At the basic level, creative accounting is a practice that follows normal accounting principles, required laws and associated regulations, but subtly presented in a clear deviation from what the normal standards intend to achieve. At the centre of every corporate fraud are the board, management, auditors and other parties that have some roles to play in a company’s financial report. A creative account is a major risk to investment decisions, especially when it is based on fundamental analysis, which includes a thorough review of a company’s financial statement among other variables. Globally, many companies present a false trajectory of strong earnings and robust dividend payout to attract unsuspecting shareholders, lending institutions, investment advisers and other users of financial statements, perhaps apart from the government because of tax evasion. Innocent shareholders and other stakeholders are at the receiving end of fishy accounts. Companies’ share prices that were driven by phony financial statements on the securities market fall to their normal level upon discovery. It is a market of equity, justice and fair play.
Reuters published a story with the title: “UK watchdog says all top accountants fail audit quality test.” By the story, the financial reporting council (FRC) of United Kingdom announced that all Britain’s leading four accounting firms — EY, KPMG, Deloitte, and PwC alongside with BDO, Grant Thornton and Mazars from the next tier down, failed to hit a target of 90 percent of audits reviewed by the regulator. “Only 75% of the sample of audits from among Britain’s 350 top listed companies for the year ending December 2017 met the 90%; target overall as accountants failed to challenge information clients gave to them,” according to Reuters.
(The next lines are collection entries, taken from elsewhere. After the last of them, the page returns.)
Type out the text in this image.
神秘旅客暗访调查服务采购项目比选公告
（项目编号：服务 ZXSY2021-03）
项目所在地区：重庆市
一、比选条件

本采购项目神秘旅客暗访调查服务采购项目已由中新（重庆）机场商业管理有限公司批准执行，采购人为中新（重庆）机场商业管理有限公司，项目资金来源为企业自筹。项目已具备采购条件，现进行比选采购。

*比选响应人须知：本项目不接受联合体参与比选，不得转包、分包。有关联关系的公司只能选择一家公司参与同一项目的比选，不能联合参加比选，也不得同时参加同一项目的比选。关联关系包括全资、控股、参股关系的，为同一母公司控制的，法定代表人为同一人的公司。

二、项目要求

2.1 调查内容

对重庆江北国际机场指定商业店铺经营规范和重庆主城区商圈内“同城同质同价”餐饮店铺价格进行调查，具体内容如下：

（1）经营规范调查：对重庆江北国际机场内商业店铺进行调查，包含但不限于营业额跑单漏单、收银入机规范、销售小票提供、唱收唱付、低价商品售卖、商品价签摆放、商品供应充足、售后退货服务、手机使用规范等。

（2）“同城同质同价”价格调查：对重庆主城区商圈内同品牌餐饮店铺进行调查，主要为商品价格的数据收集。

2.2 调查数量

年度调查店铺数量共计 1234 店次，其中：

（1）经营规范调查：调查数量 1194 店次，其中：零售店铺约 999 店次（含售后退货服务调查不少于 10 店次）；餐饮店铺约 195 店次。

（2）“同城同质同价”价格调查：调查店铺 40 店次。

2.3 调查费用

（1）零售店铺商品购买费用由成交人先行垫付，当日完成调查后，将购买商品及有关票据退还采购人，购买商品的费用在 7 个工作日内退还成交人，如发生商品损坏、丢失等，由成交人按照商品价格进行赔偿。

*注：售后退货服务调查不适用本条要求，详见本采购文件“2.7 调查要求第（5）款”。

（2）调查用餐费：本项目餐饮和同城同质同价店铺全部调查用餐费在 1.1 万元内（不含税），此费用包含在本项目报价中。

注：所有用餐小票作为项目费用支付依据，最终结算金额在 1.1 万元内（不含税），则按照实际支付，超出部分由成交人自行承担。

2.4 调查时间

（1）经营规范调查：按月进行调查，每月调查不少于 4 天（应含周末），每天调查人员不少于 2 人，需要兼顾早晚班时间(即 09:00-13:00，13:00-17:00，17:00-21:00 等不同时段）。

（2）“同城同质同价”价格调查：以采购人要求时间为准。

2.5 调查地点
Britain’s experience is a wakeup call for the Financial Reporting Council of Nigeria (FRC). There is a knowledge gap in the practice of audit in Nigeria. Many accountants have not fully grasped the application of International Financial Reporting Standards (IFRS). Corporate governance challenges still characterize many companies’ board and management. Auditors should exercise diligence and professionalism to win public confidence in the audited accounts. Every company should change its auditors after three years to avert much familiarity with the management to avert connivance to falsify accounts for monetary reward. This can be addressed through a review of the Companies and Allied Matters Act (CAMA). There should be stiff penalties for an audit firm involved in accounts scandals. But are auditors independent? Are they not at the mercy of the executives who can hire and fire? Often, there is no linear relationship between the fees charged by an audit firm and its professional duties? An extraordinary professional fee makes an audit firm subservient to the company’s executives. Nigeria’s FRC should do a lot more to enforce the codes of conduct on the auditors to save the prestigious profession from integrity issues.